NFU Scotland president Andrew Connon said the current system was falling short. “Public procurement should be a driver of better diets, stronger local economies and a more resilient farming and crofting sector. Right now, it isn’t,” he said.

“Scotland has the talent, the produce and the ambition – but without meaningful procurement reform, the Good Food Nation vision cannot be delivered.”

To examine the issue in detail, the union convened a procurement roundtable with the Public Sector Catering Alliance in late November, bringing together caterers, suppliers and stakeholders.

Discussions highlighted both the barriers within existing procurement rules and the opportunities to strengthen local supply chains, with insights from the session feeding directly into the union’s recommendations.

It pointed to recent decisions such as the loss of long-standing local supplier contracts and moves to increase meat-free days as examples of inconsistency across procurement processes.

NFU Scotland said such decisions risk undermining domestic supply chains and sit uneasily with the aims of the Good Food Nation (Scotland) Act 2021. At the same time, it acknowledged the financial pressures facing caterers and said budgets must reflect the true cost of delivering high-quality food.

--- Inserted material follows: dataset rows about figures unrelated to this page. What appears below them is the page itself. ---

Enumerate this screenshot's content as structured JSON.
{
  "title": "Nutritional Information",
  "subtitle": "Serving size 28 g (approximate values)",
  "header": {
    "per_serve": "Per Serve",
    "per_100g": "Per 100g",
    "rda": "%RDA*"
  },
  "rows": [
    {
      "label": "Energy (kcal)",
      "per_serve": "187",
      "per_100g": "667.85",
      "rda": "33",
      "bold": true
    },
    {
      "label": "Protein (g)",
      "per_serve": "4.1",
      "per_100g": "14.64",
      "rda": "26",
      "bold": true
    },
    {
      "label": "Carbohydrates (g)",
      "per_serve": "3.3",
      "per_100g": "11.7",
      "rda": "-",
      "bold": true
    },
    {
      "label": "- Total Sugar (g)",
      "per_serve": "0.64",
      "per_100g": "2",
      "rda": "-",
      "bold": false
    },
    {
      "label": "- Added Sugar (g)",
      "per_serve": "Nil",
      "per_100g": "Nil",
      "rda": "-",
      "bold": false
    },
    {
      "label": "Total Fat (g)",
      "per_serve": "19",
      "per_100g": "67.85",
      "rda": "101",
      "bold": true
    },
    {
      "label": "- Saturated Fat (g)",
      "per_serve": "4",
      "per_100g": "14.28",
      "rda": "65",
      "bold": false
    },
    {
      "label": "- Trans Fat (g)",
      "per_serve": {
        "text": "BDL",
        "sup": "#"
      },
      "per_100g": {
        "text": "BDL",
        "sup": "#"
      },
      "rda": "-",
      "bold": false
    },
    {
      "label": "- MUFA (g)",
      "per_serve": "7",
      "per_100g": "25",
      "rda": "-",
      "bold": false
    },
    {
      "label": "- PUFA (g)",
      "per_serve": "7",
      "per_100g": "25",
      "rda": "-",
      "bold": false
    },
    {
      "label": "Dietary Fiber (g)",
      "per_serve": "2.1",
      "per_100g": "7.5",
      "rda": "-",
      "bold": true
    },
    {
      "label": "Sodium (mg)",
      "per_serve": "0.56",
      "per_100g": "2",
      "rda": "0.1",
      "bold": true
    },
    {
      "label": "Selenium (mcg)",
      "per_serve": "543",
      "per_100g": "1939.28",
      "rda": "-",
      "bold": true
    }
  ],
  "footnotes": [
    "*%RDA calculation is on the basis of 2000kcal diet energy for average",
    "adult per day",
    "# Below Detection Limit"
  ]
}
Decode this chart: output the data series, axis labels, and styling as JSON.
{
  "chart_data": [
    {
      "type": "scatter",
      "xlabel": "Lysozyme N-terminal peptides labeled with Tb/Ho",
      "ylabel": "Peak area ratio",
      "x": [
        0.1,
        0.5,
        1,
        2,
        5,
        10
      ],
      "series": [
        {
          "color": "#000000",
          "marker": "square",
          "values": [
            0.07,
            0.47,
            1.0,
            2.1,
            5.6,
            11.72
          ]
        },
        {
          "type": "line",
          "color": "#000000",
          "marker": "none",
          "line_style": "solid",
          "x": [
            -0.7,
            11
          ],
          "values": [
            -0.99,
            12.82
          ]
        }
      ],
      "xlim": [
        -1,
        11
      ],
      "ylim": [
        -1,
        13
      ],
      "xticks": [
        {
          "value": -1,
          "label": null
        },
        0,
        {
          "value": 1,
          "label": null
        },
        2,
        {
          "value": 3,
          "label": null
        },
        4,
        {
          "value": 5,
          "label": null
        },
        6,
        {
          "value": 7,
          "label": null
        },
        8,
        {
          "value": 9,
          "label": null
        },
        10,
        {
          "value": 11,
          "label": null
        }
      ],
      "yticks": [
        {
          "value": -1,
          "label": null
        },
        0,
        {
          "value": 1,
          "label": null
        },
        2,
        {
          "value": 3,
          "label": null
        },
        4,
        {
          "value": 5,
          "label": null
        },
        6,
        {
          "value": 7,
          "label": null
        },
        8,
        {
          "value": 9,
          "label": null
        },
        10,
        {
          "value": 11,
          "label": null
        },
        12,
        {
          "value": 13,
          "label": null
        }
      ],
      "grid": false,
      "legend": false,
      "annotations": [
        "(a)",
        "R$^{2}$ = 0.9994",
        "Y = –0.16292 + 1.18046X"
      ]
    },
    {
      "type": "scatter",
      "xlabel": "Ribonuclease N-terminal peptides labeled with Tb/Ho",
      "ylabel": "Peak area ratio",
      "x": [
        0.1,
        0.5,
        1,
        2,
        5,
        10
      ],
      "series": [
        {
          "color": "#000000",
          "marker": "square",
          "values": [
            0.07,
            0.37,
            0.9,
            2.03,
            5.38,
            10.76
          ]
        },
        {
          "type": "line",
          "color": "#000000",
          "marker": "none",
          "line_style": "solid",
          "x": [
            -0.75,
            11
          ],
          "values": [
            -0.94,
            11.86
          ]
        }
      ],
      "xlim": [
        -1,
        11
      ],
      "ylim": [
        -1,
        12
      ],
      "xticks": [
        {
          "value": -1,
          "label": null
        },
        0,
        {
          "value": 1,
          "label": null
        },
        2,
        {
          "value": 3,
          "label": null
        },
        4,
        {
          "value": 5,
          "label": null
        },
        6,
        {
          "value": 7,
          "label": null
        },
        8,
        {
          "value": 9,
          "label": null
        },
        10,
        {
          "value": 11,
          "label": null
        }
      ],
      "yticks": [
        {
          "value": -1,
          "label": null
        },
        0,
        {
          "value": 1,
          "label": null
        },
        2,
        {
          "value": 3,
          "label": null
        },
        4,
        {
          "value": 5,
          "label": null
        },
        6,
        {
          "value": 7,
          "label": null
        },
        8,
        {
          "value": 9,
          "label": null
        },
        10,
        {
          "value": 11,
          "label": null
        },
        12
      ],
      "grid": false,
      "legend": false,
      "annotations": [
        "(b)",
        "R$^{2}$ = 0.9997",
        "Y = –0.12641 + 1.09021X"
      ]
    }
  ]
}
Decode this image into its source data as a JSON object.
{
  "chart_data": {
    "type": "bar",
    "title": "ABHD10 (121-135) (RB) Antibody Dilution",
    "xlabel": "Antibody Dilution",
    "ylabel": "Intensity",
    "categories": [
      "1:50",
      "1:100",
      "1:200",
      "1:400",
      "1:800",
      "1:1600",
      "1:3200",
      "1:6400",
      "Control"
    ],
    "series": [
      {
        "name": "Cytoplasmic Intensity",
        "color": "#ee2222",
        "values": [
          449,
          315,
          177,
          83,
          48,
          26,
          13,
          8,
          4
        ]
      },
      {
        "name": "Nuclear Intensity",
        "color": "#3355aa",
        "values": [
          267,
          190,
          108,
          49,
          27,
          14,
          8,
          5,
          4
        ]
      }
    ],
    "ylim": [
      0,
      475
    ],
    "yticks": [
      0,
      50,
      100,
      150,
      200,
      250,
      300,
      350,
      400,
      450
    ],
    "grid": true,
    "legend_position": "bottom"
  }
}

Among the changes being sought are a “Scottish First” approach to public sector food buying, a rebalancing of contract award criteria to better reflect quality, provenance and social value, and mandatory annual reporting on the value and origin of food purchased by public bodies.

NFU Scotland is also calling for catering budgets to rise in line with inflation and for school meal regulations to be reviewed so Scottish produce is included wherever possible.

With thousands of meals served every day in Scotland’s schools, hospitals and care settings, the union argues that even modest changes to procurement could deliver significant benefits for local producers while improving food education and dietary outcomes.

Mr Connon said farmers were ready to respond if the system changed. “Scotland’s farmers, crofters and growers stand ready to supply the nation with fresh, healthy, sustainable food,” he said. “What we need now is clear political leadership and a procurement system that values Scottish produce, not just the cheapest option.”

He warned that without reform, the Good Food Nation ambition risks falling short. Delivering it, he said, “must start with the food we serve in our own public institutions”.